The U.N. Security Council urged the Libyan transitional government on Thursday to complete the necessary groundwork to hold national elections on time in December, as concerns grow that they could be postponed.
"The Security Council stresses the importance of free and fair presidential and parliamentary elections that are inclusive and credible and underlines the importance of arrangements to ensure the full, equal and meaningful participation of women and the inclusion of youth," the 15-nation council said in statement.
Elections are scheduled for December 24 — 70 years to the day since Libya declared independence in 1951. But critical work remains to be done, with less than six months to go, including preparing legal and constitutional frameworks for the vote.
At a conference in Tunis in November 2020, 75 men and women came together as the Libyan Political Dialogue Forum (LPDF) and chose the date and agreed to a road map to get the war-battered country to elections intended to be inclusive, credible and democratic.
The LPDF met for five days this month in Geneva, but the meeting ended without resolving the key issue of establishing a constitutional basis for the national elections.
"It became clear in Geneva that LPDF members were fragmented into various blocs and interest groups with different affiliations," Jan Kubis, head of the U.N. mission in Libya, told the council. "The various blocs maintained their entrenched positions reflected also in their proposals, and the LPDF was unable, unwilling, to reach an agreement on a final proposal for a constitutional basis for the elections."
Kubis said the uncertainty is causing the situation in the country to become "more difficult, confrontational and tense."
Libya's prime minister attended Thursday's meeting. Abdul Hamid Dbeibeh said his office is doing its part, having formed a ministerial committee to support the elections and allocating funding for the High Commission for Elections.
"I call on my sisters and brothers in the House of Representatives and the High Council of State and members of Libyan Political Dialogue Forum to fulfill their responsibilities and allow us to reach consensus so that we can hold the elections in the scheduled time," Dbeibeh said.
Arab League Secretary-General Ahmed Aboul Gheit warned against changing the election date, saying it "would risk plunging the country into another dark tunnel with political divisions and disagreement, which no one wants."

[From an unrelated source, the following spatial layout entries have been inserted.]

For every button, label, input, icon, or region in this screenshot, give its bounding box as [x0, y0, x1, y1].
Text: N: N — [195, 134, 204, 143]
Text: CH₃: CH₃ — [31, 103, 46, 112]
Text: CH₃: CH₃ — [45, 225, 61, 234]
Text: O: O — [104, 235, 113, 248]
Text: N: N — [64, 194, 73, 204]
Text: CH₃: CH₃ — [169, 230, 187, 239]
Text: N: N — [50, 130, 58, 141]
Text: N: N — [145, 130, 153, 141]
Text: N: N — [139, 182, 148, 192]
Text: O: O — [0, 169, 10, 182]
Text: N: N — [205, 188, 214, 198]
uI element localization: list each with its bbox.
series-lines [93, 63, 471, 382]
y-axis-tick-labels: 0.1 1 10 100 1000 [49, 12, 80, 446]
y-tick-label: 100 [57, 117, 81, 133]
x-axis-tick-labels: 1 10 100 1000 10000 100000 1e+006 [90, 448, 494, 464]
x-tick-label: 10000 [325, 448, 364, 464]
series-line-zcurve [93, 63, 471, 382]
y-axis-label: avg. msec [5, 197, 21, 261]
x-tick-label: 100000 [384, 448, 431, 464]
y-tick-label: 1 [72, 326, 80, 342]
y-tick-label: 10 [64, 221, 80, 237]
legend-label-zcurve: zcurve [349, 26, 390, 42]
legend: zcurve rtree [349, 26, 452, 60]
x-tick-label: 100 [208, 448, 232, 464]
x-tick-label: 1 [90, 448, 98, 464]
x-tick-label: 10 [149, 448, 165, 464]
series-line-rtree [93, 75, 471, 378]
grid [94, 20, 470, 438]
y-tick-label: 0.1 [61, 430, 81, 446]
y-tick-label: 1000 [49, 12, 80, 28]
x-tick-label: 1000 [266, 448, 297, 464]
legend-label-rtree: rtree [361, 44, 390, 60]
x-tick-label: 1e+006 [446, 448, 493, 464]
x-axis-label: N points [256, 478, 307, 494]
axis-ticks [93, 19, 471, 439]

Germany has been active in trying to help the Libyan parties find a negotiated solution to the conflict. It has hosted two rounds of talks in Berlin involving several stakeholders, the most recent on June 23, and is eager not to see progress jeopardized.
"We must take a strong stance against those who favor postponing the elections for selfish political motives," Foreign Minister Heiko Maas said. "Here, the Security Council must reaffirm that it will not tolerate any obstruction."
"The international community clearly and fully supports the Libyan people on their road to national elections," U.S. Ambassador Linda Thomas-Greenfield said. "Now, we must do everything we can to help ensure potential spoilers — both internal and external — do not derail months of hard-fought progress."
In its statement, the council also called on states to comply with the arms embargo imposed on Libya, to refrain from interfering in the fighting, and to withdraw all foreign fighters and mercenaries without delay.
Instability, fighting and foreign interference have proliferated in Libya since the ouster and killing of longtime dictator Moammar Gadhafi in 2011.